The name of this Watcher was Penamue.

And then came the War in Heaven and the great flood, and death and loss to Penamue and the other Watchers and their sons, even the monsters.

The Watcher floats there, as Frances Cohn floats, beholding his story. The Watcher Penamue floats in eternity, a creature of Logos, of Word and Light. He has fallen after the war but in the sea of eternity he hears the stories of man, stories told by mortals, those his dead sons cannot tell, stories that his friends cannot share, that his dead wife cannot see. He hungers. He stretches endlessly in the stars and the thin membranes of his mind warp with that hunger.

He will have his revenge on God through man, and he will eat their stories.

###

“So his name is Penamue?” Frannie sat at a stool at the bar, still shaken. The door began to clink at the front as the dinner crowd began to emerge.

Saul watched the patrons coming in from the other side of the bar. “Yeah. Penamue. Okay. You go do dinner. I’m gonna do some research. Now that we know his name, we can plan a ritual to get rid of him.”

Newp was putting on his apron. “How do we even know where he’ll be?”

“We’ll find him. We have to capture him, and then we take him out of the game.”

“When?” Newp grabbed a pencil and pad and handed another set to Frannie.

“The night of the luau,” Frannie suggested. At their curious expression she continued, “It’s perfect. It’ll be light in here. Very few diners. We can even close. Everyone will be on the beach. That’s the time.”

“Yes,” Saul nodded, seeing it. “Yeah. We destroy him on the night of the luau. That’s six days. Okay. Next four hours, you need to learn some Luria.”

Frannie felt herself hop to attention. Yeah, pop, that was the stuff. “That was the book you got the hiding spell from.”

“Six days, the time of creation. We purify and you learn the curses for calling and banishment.

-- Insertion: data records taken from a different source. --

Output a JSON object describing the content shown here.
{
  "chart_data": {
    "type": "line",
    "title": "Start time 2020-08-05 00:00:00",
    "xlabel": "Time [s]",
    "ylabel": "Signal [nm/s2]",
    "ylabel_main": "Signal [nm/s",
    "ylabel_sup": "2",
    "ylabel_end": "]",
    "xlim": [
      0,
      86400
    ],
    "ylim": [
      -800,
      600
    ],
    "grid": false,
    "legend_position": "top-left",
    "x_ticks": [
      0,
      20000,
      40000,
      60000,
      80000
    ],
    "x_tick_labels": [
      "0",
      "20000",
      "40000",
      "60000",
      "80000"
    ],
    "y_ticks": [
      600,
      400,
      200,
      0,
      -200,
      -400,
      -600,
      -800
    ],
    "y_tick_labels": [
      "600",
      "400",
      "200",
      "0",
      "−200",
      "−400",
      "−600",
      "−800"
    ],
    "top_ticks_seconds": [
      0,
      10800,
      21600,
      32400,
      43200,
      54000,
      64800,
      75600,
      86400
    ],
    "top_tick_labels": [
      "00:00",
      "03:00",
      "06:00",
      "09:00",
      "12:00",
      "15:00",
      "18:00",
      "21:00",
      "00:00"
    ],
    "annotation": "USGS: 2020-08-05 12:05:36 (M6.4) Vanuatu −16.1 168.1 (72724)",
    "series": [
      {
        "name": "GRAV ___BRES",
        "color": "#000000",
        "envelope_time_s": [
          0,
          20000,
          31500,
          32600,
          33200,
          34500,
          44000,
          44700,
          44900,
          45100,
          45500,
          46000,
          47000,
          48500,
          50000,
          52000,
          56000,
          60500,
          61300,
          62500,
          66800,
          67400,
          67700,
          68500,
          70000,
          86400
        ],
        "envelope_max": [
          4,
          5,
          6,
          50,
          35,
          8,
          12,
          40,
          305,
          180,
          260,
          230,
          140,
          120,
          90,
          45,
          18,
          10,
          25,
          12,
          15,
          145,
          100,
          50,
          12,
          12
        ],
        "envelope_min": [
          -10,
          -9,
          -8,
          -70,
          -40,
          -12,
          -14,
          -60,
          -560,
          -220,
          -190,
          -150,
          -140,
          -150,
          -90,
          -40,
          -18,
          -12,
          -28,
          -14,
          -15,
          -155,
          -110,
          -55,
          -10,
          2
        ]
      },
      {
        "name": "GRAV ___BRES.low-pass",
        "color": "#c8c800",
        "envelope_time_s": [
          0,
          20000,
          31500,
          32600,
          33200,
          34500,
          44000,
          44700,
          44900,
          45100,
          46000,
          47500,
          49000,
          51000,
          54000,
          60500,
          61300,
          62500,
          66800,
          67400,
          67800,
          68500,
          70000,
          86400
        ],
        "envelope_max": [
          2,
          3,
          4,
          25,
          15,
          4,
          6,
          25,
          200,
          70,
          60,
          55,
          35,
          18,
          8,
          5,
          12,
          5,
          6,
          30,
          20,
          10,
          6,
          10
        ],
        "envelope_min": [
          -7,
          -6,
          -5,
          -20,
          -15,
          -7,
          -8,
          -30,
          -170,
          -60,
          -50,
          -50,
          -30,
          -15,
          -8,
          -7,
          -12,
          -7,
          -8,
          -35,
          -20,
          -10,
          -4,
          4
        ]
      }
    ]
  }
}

The words are easy,” he said. “Words are just the focus. It’s the heart of it. The knowing that goes on in your mind. So let’s start learning. And then we have to figure out where the Hell he is.”

 

 

Chapter 35


Callie stood on her balcony at one o'clock in the morning and swayed to the sounds of the radio coming from her bedroom. She had only of the vaguest memory of the gentleman driving her home after the café.

Those rude people!

Something had happened at the café, but it was hazy now. Wasn’t that strange? She felt tipsy and tired but thrilled to feel the cool air.

The gentleman had fallen and risen at the café, she remembered that, taking her arm for support. She remembered the thrill of her own pulse as he touched her, suddenly weak and needy, and then he had still been the one to drive her home.

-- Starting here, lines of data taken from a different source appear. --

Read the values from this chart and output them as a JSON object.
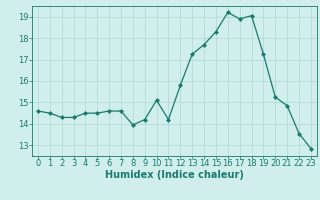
{
  "x": [
    0,
    1,
    2,
    3,
    4,
    5,
    6,
    7,
    8,
    9,
    10,
    11,
    12,
    13,
    14,
    15,
    16,
    17,
    18,
    19,
    20,
    21,
    22,
    23
  ],
  "y": [
    14.6,
    14.5,
    14.3,
    14.3,
    14.5,
    14.5,
    14.6,
    14.6,
    13.95,
    14.2,
    15.1,
    14.2,
    15.8,
    17.25,
    17.7,
    18.3,
    19.2,
    18.9,
    19.05,
    17.25,
    15.25,
    14.85,
    13.55,
    12.85
  ],
  "line_color": "#1a7a6e",
  "marker": "D",
  "marker_size": 2.0,
  "bg_color": "#d0eeeb",
  "grid_color": "#aed8d4",
  "axis_color": "#1a7a6e",
  "xlabel": "Humidex (Indice chaleur)",
  "xlabel_fontsize": 7.0,
  "tick_fontsize": 6.0,
  "ylim": [
    12.5,
    19.5
  ],
  "xlim": [
    -0.5,
    23.5
  ],
  "yticks": [
    13,
    14,
    15,
    16,
    17,
    18,
    19
  ],
  "xticks": [
    0,
    1,
    2,
    3,
    4,
    5,
    6,
    7,
    8,
    9,
    10,
    11,
    12,
    13,
    14,
    15,
    16,
    17,
    18,
    19,
    20,
    21,
    22,
    23
  ]
}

I insist, he had said. I wouldn’t have it any other way.

She had no memory of him leaving, just a feeling of him at her door promising to return. And then he was gone.

Then Callie had drifted through the evening, starting the radio and listening to a baseball game. She lay on the couch the way her father used to and listened to the Oakland A’s playing, drifting with the hypnotic staticky roar of the crowd, the monotonous drone of the deejay narrating the game.

She awoke sometime after midnight and now stood on the balcony, swaying as Dinah Washington sang “A Foggy Day,” a husky woman’s voice wrapped in a gauze of static that gave the song a faraway sound.

The song receded a bit, a piano tinkling, and she heard a truck approaching. She heard the distant wheels on the street and the sound mixed with the swaying of palm fronds. She swayed in her nightgown to the piano and the sound of the arriving truck. And then that strange blue vehicle was there in front of her house. She did not see it arrive. Like there were gaps in her time, like she was dreaming awake.

She saw his shape in the driver seat.

She was dreaming; she must be. For then a cloud of white spots came fluttering like butterflies out of the truck. A wave of churning white glowing bits like paper came in a wave, and as they fluttered closer, she saw that they were birds, tiny origami birds, flying around one another and switching places and flowing up to her balcony to swirl all around her.